Breast milk banks tackle high infant mortality in S. Africa

Patrick, a premature baby weighing a minuscule 1.2 kilos (2.65 pounds), was “saved” by a breast milk bank in South Africa, where child mortality is high despite being the continent’s most developed economy.

“It was a question of life and death because of the fact he could not go on formula,” said his 39-year-old mother Annerleigh Bartlett. “There was no way. He was too little.”

 Bartlett, from Cape Town, wasn’t producing her own milk yet, and the formula can damage premature babies’ intestines.

So, for the first two weeks of his life, Patrick relied for his survival on breast milk donated by anonymous women.
The principle of milk banks is simple: mothers donate milk, which is tested, pasteurised, then delivered to babies in need.

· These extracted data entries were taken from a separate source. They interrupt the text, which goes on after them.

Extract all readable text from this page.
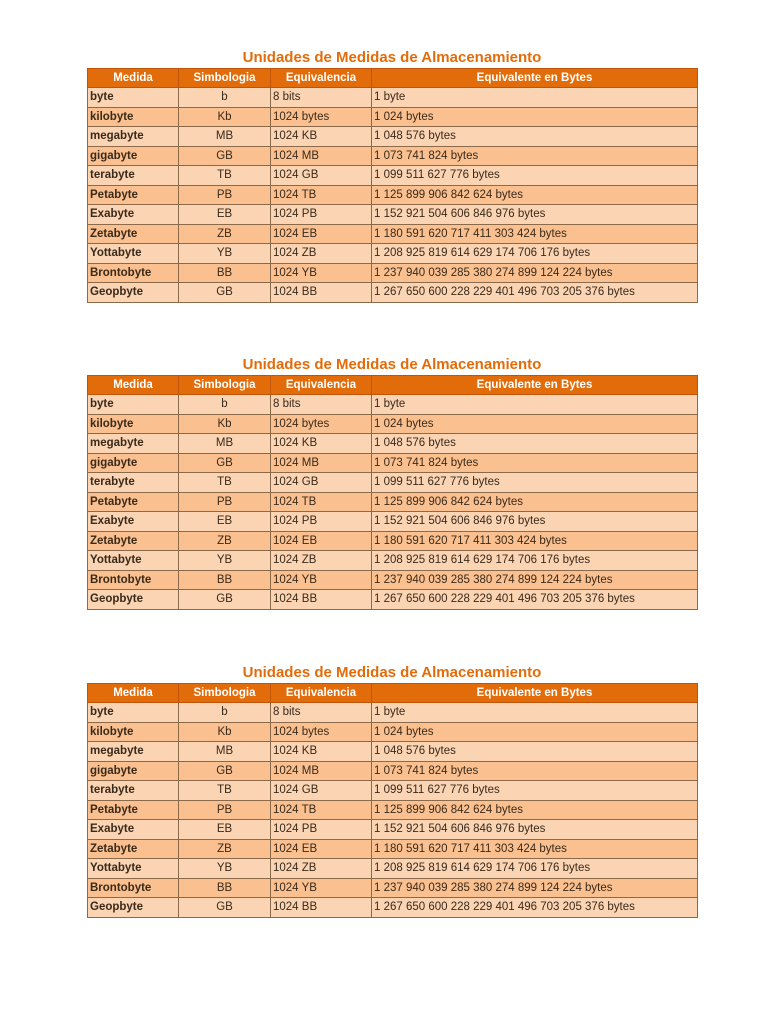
Unidades de Medidas de Almacenamiento
Medida	Simbologia	Equivalencia	Equivalente en Bytes
byte	b	8 bits	1 byte
kilobyte	Kb	1024 bytes	1 024 bytes
megabyte	MB	1024 KB	1 048 576 bytes
gigabyte	GB	1024 MB	1 073 741 824 bytes
terabyte	TB	1024 GB	1 099 511 627 776 bytes
Petabyte	PB	1024 TB	1 125 899 906 842 624 bytes
Exabyte	EB	1024 PB	1 152 921 504 606 846 976 bytes
Zetabyte	ZB	1024 EB	1 180 591 620 717 411 303 424 bytes
Yottabyte	YB	1024 ZB	1 208 925 819 614 629 174 706 176 bytes
Brontobyte	BB	1024 YB	1 237 940 039 285 380 274 899 124 224 bytes
Geopbyte	GB	1024 BB	1 267 650 600 228 229 401 496 703 205 376 bytes
Unidades de Medidas de Almacenamiento
Medida	Simbologia	Equivalencia	Equivalente en Bytes
byte	b	8 bits	1 byte
kilobyte	Kb	1024 bytes	1 024 bytes
megabyte	MB	1024 KB	1 048 576 bytes
gigabyte	GB	1024 MB	1 073 741 824 bytes
terabyte	TB	1024 GB	1 099 511 627 776 bytes
Petabyte	PB	1024 TB	1 125 899 906 842 624 bytes
Exabyte	EB	1024 PB	1 152 921 504 606 846 976 bytes
Zetabyte	ZB	1024 EB	1 180 591 620 717 411 303 424 bytes
Yottabyte	YB	1024 ZB	1 208 925 819 614 629 174 706 176 bytes
Brontobyte	BB	1024 YB	1 237 940 039 285 380 274 899 124 224 bytes
Geopbyte	GB	1024 BB	1 267 650 600 228 229 401 496 703 205 376 bytes
Unidades de Medidas de Almacenamiento
Medida	Simbologia	Equivalencia	Equivalente en Bytes
byte	b	8 bits	1 byte
kilobyte	Kb	1024 bytes	1 024 bytes
megabyte	MB	1024 KB	1 048 576 bytes
gigabyte	GB	1024 MB	1 073 741 824 bytes
terabyte	TB	1024 GB	1 099 511 627 776 bytes
Petabyte	PB	1024 TB	1 125 899 906 842 624 bytes
Exabyte	EB	1024 PB	1 152 921 504 606 846 976 bytes
Zetabyte	ZB	1024 EB	1 180 591 620 717 411 303 424 bytes
Yottabyte	YB	1024 ZB	1 208 925 819 614 629 174 706 176 bytes
Brontobyte	BB	1024 YB	1 237 940 039 285 380 274 899 124 224 bytes
Geopbyte	GB	1024 BB	1 267 650 600 228 229 401 496 703 205 376 bytes
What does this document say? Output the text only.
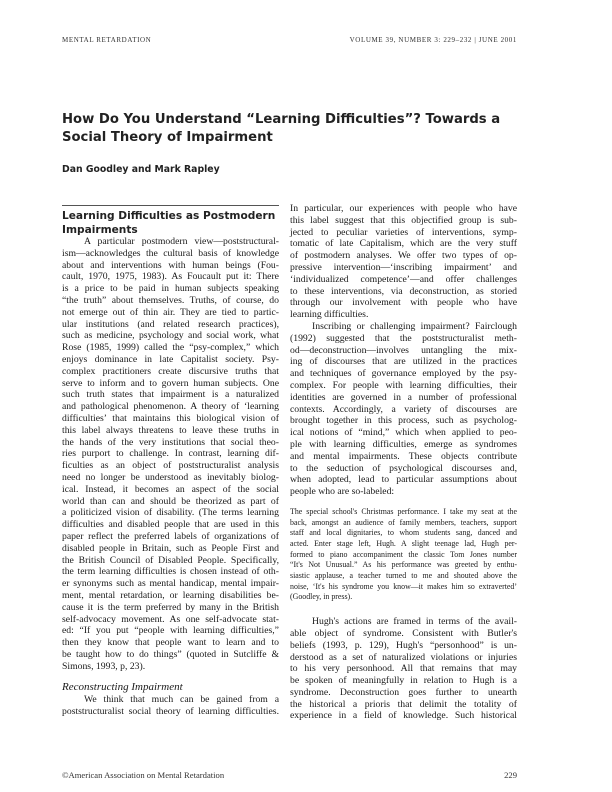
MENTAL RETARDATION	VOLUME 39, NUMBER 3: 229–232 | JUNE 2001
How Do You Understand “Learning Difficulties”? Towards a
Social Theory of Impairment
Dan Goodley and Mark Rapley
Learning Difficulties as Postmodern
Impairments
A particular postmodern view—poststructural-
ism—acknowledges the cultural basis of knowledge
about and interventions with human beings (Fou-
cault, 1970, 1975, 1983). As Foucault put it: There
is a price to be paid in human subjects speaking
“the truth” about themselves. Truths, of course, do
not emerge out of thin air. They are tied to partic-
ular institutions (and related research practices),
such as medicine, psychology and social work, what
Rose (1985, 1999) called the “psy-complex,” which
enjoys dominance in late Capitalist society. Psy-
complex practitioners create discursive truths that
serve to inform and to govern human subjects. One
such truth states that impairment is a naturalized
and pathological phenomenon. A theory of ‘learning
difficulties’ that maintains this biological vision of
this label always threatens to leave these truths in
the hands of the very institutions that social theo-
ries purport to challenge. In contrast, learning dif-
ficulties as an object of poststructuralist analysis
need no longer be understood as inevitably biolog-
ical. Instead, it becomes an aspect of the social
world than can and should be theorized as part of
a politicized vision of disability. (The terms learning
difficulties and disabled people that are used in this
paper reflect the preferred labels of organizations of
disabled people in Britain, such as People First and
the British Council of Disabled People. Specifically,
the term learning difficulties is chosen instead of oth-
er synonyms such as mental handicap, mental impair-
ment, mental retardation, or learning disabilities be-
cause it is the term preferred by many in the British
self-advocacy movement. As one self-advocate stat-
ed: “If you put “people with learning difficulties,”
then they know that people want to learn and to
be taught how to do things” (quoted in Sutcliffe &
Simons, 1993, p, 23).
Reconstructing Impairment
We think that much can be gained from a
poststructuralist social theory of learning difficulties.
In particular, our experiences with people who have
this label suggest that this objectified group is sub-
jected to peculiar varieties of interventions, symp-
tomatic of late Capitalism, which are the very stuff
of postmodern analyses. We offer two types of op-
pressive intervention—‘inscribing impairment’ and
‘individualized competence’—and offer challenges
to these interventions, via deconstruction, as storied
through our involvement with people who have
learning difficulties.
Inscribing or challenging impairment? Fairclough
(1992) suggested that the poststructuralist meth-
od—deconstruction—involves untangling the mix-
ing of discourses that are utilized in the practices
and techniques of governance employed by the psy-
complex. For people with learning difficulties, their
identities are governed in a number of professional
contexts. Accordingly, a variety of discourses are
brought together in this process, such as psycholog-
ical notions of “mind,” which when applied to peo-
ple with learning difficulties, emerge as syndromes
and mental impairments. These objects contribute
to the seduction of psychological discourses and,
when adopted, lead to particular assumptions about
people who are so-labeled:
The special school's Christmas performance. I take my seat at the
back, amongst an audience of family members, teachers, support
staff and local dignitaries, to whom students sang, danced and
acted. Enter stage left, Hugh. A slight teenage lad, Hugh per-
formed to piano accompaniment the classic Tom Jones number
“It's Not Unusual.” As his performance was greeted by enthu-
siastic applause, a teacher turned to me and shouted above the
noise, ‘It's his syndrome you know—it makes him so extraverted’
(Goodley, in press).
Hugh's actions are framed in terms of the avail-
able object of syndrome. Consistent with Butler's
beliefs (1993, p. 129), Hugh's “personhood” is un-
derstood as a set of naturalized violations or injuries
to his very personhood. All that remains that may
be spoken of meaningfully in relation to Hugh is a
syndrome. Deconstruction goes further to unearth
the historical a prioris that delimit the totality of
experience in a field of knowledge. Such historical
©American Association on Mental Retardation	229
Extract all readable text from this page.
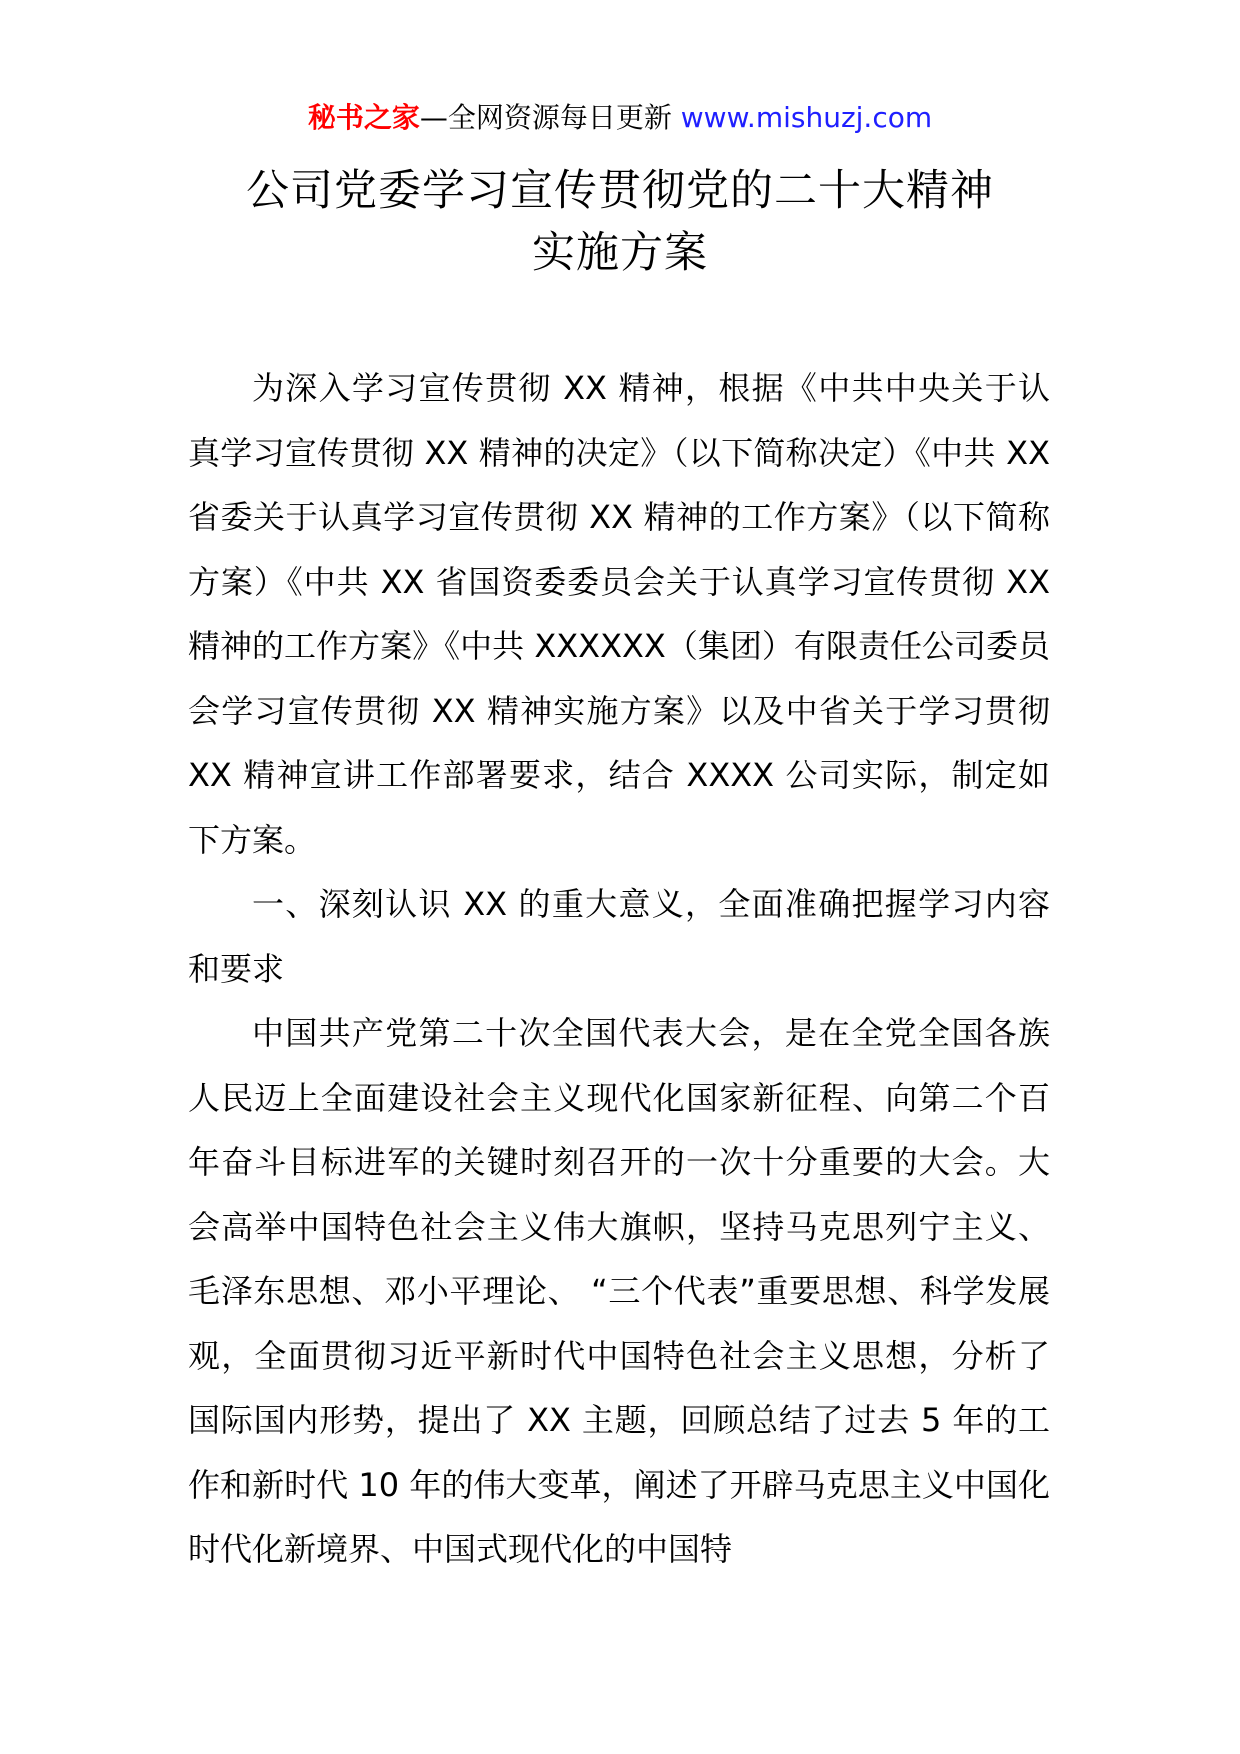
秘书之家—全网资源每日更新 www.mishuzj.com
公司党委学习宣传贯彻党的二十大精神
实施方案

为深入学习宣传贯彻 XX 精神，根据《中共中央关于认真学习宣传贯彻 XX 精神的决定》（以下简称决定）《中共 XX 省委关于认真学习宣传贯彻 XX 精神的工作方案》（以下简称方案）《中共 XX 省国资委委员会关于认真学习宣传贯彻 XX 精神的工作方案》《中共 XXXXXX（集团）有限责任公司委员会学习宣传贯彻 XX 精神实施方案》以及中省关于学习贯彻 XX 精神宣讲工作部署要求，结合 XXXX 公司实际，制定如下方案。

一、深刻认识 XX 的重大意义，全面准确把握学习内容和要求

中国共产党第二十次全国代表大会，是在全党全国各族人民迈上全面建设社会主义现代化国家新征程、向第二个百年奋斗目标进军的关键时刻召开的一次十分重要的大会。大会高举中国特色社会主义伟大旗帜，坚持马克思列宁主义、毛泽东思想、邓小平理论、 “三个代表”重要思想、科学发展观，全面贯彻习近平新时代中国特色社会主义思想，分析了国际国内形势，提出了 XX 主题，回顾总结了过去 5 年的工作和新时代 10 年的伟大变革，阐述了开辟马克思主义中国化时代化新境界、中国式现代化的中国特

“Every drop counts,” said a poster at the headquarters of the South African Breastmilk Reserve (SABR), a network of milk banks which supply 87 hospitals and feed over 2,800 children this year.

“Human milk banks should be promoted and supported as an effective approach to reduce… mortality for babies who cannot be breastfed,” said South Africa’s ministry of health in a recent report.

“South Africa has a much higher nutrition problem than countries at comparable income levels.”

South Africa’s infant mortality rate was 32.8 deaths per 1,000 births in 2013 — far higher than countries such as Egypt, Algeria or Indonesia.

Children who are exclusively breastfed are 14 times more likely to survive in the first six months of life than formula-fed children, according to the United Nations Children’s Fund, UNICEF.
But South Africa has very low breastfeeding rates at just 7.4 percent, partly as a result of prevalent poverty and effective marketing by baby formula companies.

Soon after having their babies, many poor mothers need to get working again.

“Many of these moms are not employed in the formal sector. They don’t get maternity benefits,” said Chantell Witten, researcher at the North West University Center of Excellence for Nutrition in South Africa.

“It means that moms are not with their baby, so they start formula feed.

“These babies don’t get the right formula because moms can’t afford to feed adequately and appropriately.”

There is also a pervasive belief in South Africa that formula milk is better for the baby.

“A lot of poor people think that rich people formula-feed. They aspire for the best for their children,” said Stasha Jordan, SABR’s director, describing some of the marketing for formula as “aggressive”.

Until 2011, formula was distributed for free to prevent transmission of HIV from mother to child, another factor leading towards a bias to using formula over milk.
But experts say attitudes towards breast milk are changing.

Baby formula advertisements have been banned in magazines and billboards since 2012 and South Africa now encourages HIV-positive mothers to breastfeed as long as they are taking antiretrovirals.
Still, there is some way to go.

“First we were very uncomfortable, knowing that it is a fluid from someone else,” said Pradesh Mewalala, whose twins Anya and Ariana were born prematurely.

Mewalala eventually agreed to use the milk, a decision that saved his daughters.

The milk undergoes strict microbiological screening and donors must take AIDS and Hepatitis B tests.

Patrick is now a vibrant six-month-old baby. Eventually, his mother was able to breastfeed.

It’s now her turn to be a donor at the Milk Matters bank in Cape Town. 

“I needed to pay back the institution that helped me and our child kind of survive,” said Bartlett.

“I managed to provide three litres of milk… to assist with feeding 20 babies for a period of 24 hours.”